To Communicate or Not? That is the Question.



Over and over and over, the main complaint I hear in regards to a law enforcement marriage (or any marriage) is a lack of communication. 

It seems as if somehow once we marry, our speaking skills go the way of the Neanderthal and we resort to glances and nods in the kitchen, quick checklists and honey do's, or teen lingo - those short, sometimes snarky and often interrupted thought processes that sound more like code than real adult, well thought out conversation.

For example:

Me:  Hey.  Did you think to go by the post office?  (I say this as I'm scrolling through Facebook without even looking up)

Him: Yep.

Me: (Looking up over my glasses with attitude all over my face) And.... 

Him:  Nothing.

End of conversation.

Definitely not a good way to say, "Hey babe! I'm so glad to see you.  Welcome home!"


So, what are the ways we communicate?

What does the Bible say about these things?

How can we do better? 

I'm glad you asked!  Let's take a look below.


Verbal

Most of our communication is verbal.  According to Louann Brizendine at the University of California, women speak around 20,000 words a day, compared to men's 7,000.  That means we start off unequally balanced, so both husband and wife must get creative in the way he or she communicates, finding ways that speak directly to their spouse's heart.

God tells us in Proverbs 15:1 that a gentle gentle answer turns away wrath,
    but a harsh word stirs up anger.

Ephesians 4:29 reminds us that we should build up with our words instead of tearing down.

Proverbs 25:11 shows us that timely words...choice words, are like apples of gold in settings of silver. 

Our words matter, and not only the words themselves, but how they are spoken.  A raised voice, disrespectful tone or careless quip can not only shut down the communication, but can throw water on the fire altogether.  

Choose your words carefully.

Nonverbal

The ability to use nonverbal communication, i.e. facial expressions, gestures, eye contact, posture, and tone of voice, can be a powerful tool used to help effectively communicate with our spouse, but it can also create more problems if not used in the proper way.  

Matthew 7:12 reminds us that in everything, we are to do to others what we would have them do to us.  

I doubt if I would appreciate a roll of the eyes or a jerk of the head in condescending manner, therefore, I need to treat my spouse the way I would want to be treated.

Matthew 5:16 talks about allowing others to see the light (God) within us, that they may glorify Him.  

When we are living for the Lord, His ways are going to shine through.  Oh, there will be times when we mess up or sin, but a pattern of goodness and loving actions should prevail.  


The ways in which we act or react towards our spouse reveal the love and respect we have for them, but also can illuminate the hurt and resentment we may be harboring.  Make sure you give these things to God daily so that what comes out is an outflow of God's love and a blessing for your marriage.

Visual

What we see within our home...within our marriage...within our spouse can have a profound effect on the way we relate back to them.

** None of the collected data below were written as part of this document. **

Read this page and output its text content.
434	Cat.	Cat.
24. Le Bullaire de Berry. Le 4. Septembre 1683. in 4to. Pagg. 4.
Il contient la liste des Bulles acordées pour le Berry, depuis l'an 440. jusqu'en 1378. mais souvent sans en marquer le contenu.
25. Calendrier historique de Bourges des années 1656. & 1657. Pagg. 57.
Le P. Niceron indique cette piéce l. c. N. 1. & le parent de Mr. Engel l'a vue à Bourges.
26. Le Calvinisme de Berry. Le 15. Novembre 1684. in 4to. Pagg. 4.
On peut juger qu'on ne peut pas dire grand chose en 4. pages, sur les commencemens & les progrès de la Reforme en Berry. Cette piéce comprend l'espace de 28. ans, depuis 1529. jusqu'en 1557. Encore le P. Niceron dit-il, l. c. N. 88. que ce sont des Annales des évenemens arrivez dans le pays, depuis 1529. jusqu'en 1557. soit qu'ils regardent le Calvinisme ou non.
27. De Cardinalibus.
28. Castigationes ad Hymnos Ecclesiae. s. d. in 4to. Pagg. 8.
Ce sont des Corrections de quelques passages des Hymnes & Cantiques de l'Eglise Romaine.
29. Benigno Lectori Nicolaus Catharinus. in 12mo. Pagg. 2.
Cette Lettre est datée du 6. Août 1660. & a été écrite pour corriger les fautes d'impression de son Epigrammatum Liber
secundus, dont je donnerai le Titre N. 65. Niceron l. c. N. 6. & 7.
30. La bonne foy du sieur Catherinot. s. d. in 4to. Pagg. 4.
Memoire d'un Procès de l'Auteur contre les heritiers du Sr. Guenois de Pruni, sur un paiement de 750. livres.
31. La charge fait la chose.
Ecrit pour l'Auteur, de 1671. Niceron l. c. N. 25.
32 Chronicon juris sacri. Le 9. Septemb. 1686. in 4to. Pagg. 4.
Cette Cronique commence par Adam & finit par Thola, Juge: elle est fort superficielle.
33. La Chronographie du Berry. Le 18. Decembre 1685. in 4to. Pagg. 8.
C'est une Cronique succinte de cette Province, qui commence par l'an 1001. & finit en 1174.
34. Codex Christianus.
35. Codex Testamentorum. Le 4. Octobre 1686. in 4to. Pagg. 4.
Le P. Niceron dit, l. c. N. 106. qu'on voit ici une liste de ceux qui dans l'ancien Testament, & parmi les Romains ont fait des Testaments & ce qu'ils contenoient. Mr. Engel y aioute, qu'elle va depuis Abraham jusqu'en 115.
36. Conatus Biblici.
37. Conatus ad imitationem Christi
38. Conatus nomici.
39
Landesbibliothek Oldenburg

In Proverbs 31:10-31, we are given many ways this wife blessed her husband and household visually.  Not only was her character one that was worthy of praise, but she created a beautiful atmosphere at home by things she made for them, items she produced, taking care of her appearance, and ways she displayed her love. 

How are you visually blessing your spouse today?   Get creative and find ways to communicate in ways you've never thought of before.  

Written

It is said that “The written word is all that stands between memory and oblivion. Without books as our anchors, we are cast adrift, neither teaching nor learning. They are windows on the past, mirrors on the present, and prisms reflected all possible futures. Books are lighthouses erected on the dark sea of time.” - Greg Weisman

If books are so important in keeping memories in tact and history anchored, then how much more important are our words of love and appreciation to our spouse and children?

I can rummage through most drawers or baskets in my house, and find a handwritten "I love you" note from my husband, or a card that he has sent over the years.  I keep them all.  Why?  Because it is a good reminder of his love for me at that moment in time.

1 Thessalonians 5:11 urges us to encourage one another and build each other up.  That can be done by a simple written note, lipstick message on the bathroom mirror or text that simply says, "I love you."  This my friend, is a great encouragement to your spouse when he or she receives it.


With these communication factors in mind, I hope you will seek out some new and creative ways to express your love and appreciation to your spouse today and every day from here after.  

Marriage can be quite challenging at times, but regular loving communication can break down even the toughest of walls.

So what are you waiting for?  Let's get communicating!